O reconhecimento prévio de um texto ou autor é outro fator determinante das expectativas de um leitor. De forma semelhante a um bestseller, um autor ou texto renomado adquire, por força do renome, qualidade. Diferente do bestseller, é certo que um texto continuamente renomado por décadas ou séculos tem genuíno valor; a questão é que esse valor não é necessariamente a qualidade buscada pelo leitor de hoje. Um texto pode ser renomado por seu valor acadêmico, como revolucionário, inaugurador de um estilo ou escola literária ou por ter influenciado autores, ou por seu valor histórico, documentando fatos e personalidades de sua época. Para o leitor médio de hoje, o texto ou autor pode ser engraçado, estranho, ou, não raro, maçante, e em decorrência, não ser satisfatório. Mas pode não estar procurando isso: enquanto um bestseller permite ao leitor integrar a maioria, ler e apreciar (ou dizer apreciar) um texto renomado permite a ele alegar erudição.

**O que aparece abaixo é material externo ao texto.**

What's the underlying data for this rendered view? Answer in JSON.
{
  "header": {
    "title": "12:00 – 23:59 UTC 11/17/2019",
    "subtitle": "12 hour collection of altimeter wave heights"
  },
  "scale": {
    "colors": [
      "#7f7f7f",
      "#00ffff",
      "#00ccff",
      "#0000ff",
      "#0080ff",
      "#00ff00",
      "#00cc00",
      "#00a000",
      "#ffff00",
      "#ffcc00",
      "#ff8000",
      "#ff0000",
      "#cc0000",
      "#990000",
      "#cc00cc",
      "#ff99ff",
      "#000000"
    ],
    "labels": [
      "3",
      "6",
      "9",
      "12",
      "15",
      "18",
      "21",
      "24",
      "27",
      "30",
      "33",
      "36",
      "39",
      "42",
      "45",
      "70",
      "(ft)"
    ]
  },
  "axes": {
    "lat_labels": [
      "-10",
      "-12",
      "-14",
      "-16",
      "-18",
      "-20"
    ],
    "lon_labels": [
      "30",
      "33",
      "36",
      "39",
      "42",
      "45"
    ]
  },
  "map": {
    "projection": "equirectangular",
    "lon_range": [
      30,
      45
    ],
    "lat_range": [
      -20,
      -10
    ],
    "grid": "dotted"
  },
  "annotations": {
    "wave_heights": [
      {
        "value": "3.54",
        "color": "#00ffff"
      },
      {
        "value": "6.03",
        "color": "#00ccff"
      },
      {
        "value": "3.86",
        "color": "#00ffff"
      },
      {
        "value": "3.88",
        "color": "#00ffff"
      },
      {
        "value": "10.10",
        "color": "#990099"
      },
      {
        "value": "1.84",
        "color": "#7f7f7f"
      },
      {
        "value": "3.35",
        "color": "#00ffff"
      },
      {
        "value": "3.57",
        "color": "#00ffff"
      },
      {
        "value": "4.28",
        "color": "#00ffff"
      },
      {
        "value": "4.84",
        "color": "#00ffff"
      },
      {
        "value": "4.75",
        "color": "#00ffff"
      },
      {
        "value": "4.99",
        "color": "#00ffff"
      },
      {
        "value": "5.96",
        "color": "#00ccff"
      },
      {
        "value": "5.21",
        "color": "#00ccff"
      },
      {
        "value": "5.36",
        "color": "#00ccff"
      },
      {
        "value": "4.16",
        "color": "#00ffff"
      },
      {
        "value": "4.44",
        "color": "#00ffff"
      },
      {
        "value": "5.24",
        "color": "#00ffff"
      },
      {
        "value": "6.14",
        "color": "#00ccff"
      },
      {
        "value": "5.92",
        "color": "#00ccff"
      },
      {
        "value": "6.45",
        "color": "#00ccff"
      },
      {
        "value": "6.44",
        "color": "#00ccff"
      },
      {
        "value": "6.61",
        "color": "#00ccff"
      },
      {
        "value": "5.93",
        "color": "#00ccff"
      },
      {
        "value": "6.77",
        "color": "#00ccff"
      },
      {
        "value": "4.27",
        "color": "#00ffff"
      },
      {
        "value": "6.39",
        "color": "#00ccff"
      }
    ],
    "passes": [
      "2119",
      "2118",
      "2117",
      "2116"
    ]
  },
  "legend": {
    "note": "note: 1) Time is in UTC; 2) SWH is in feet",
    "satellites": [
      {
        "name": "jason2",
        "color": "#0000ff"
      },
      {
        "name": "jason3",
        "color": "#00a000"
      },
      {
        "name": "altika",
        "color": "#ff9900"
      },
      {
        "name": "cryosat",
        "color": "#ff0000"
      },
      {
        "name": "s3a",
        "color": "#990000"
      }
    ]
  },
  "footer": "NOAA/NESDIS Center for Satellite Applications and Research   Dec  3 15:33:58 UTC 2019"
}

O leitor não conhece o autor do bestseller pessoalmente. Ele o conhece através da foto na orelha do livro, de entrevistas que lê e do próprio texto. Também não conhece o autor renomado, falecido há décadas ou séculos. O que dizer do autor com que se relacione? Com relação a ele, é possível que sofra outro tipo de influência, que nasce exatamente da familiaridade do relacionamento. O leitor então conhece a forma da pessoa falar e agir, seu comportamento, suas opiniões e ideias, suas crenças, pode inclusive ter tido acesso a aspectos íntimos da vida do autor, como seu relacionamento com a família e sua vida amorosa e sexual. Em vez das considerações sobre a vida de um autor emitidas por um biógrafo ou pelo próprio autor em uma entrevista, o leitor formou seu próprio julgamento sobre ele. A leitura do texto é marcadamente diferente, com o leitor enxergando o autor no tema, na ambientação, na linguagem, nos diálogos, nas personagens.
A psicologia dá a esta inclinação ou tendenciosidade o nome apropriado de viés, no inglês bias. Neste caso trata-se do viés cognitivo: a tendência de fazer julgamentos baseados em preconcepções ou com uma motivação prévia em vez de baseados nas evidências ou fatos como se apresentam. A pessoa compra o bestseller porque todo mundo está comprando, e na leitura se deixa iludir por isso e se diz satisfeito. Força-se a ler um texto antigo e reconhecido, mesmo o considerando enfadonho ou sequer o compreendendo.
O leitor pode sequer levar a sério o texto do autor que conheça, não tendo a disposição para apreciá-lo como se apresenta. Por um lado, pode manifestar-se satisfeito sem pretender criticar o texto, procurando não prejudicar o relacionamento; por outro lado, pode contaminar a leitura com seus preconceitos e deixar de ver a qualidade - ou a falta de qualidade - do texto.
Convido o colega escritor a imaginar uma experiência, em que entregue a um conhecido seu melhor texto, junto com um texto obscuro de um escritor célebre, sem identificá-los. Peça então ao conhecido lê-los e dizer qual é o texto do escritor célebre. Talvez tenha a surpresa de seu texto ser elevado a clássico.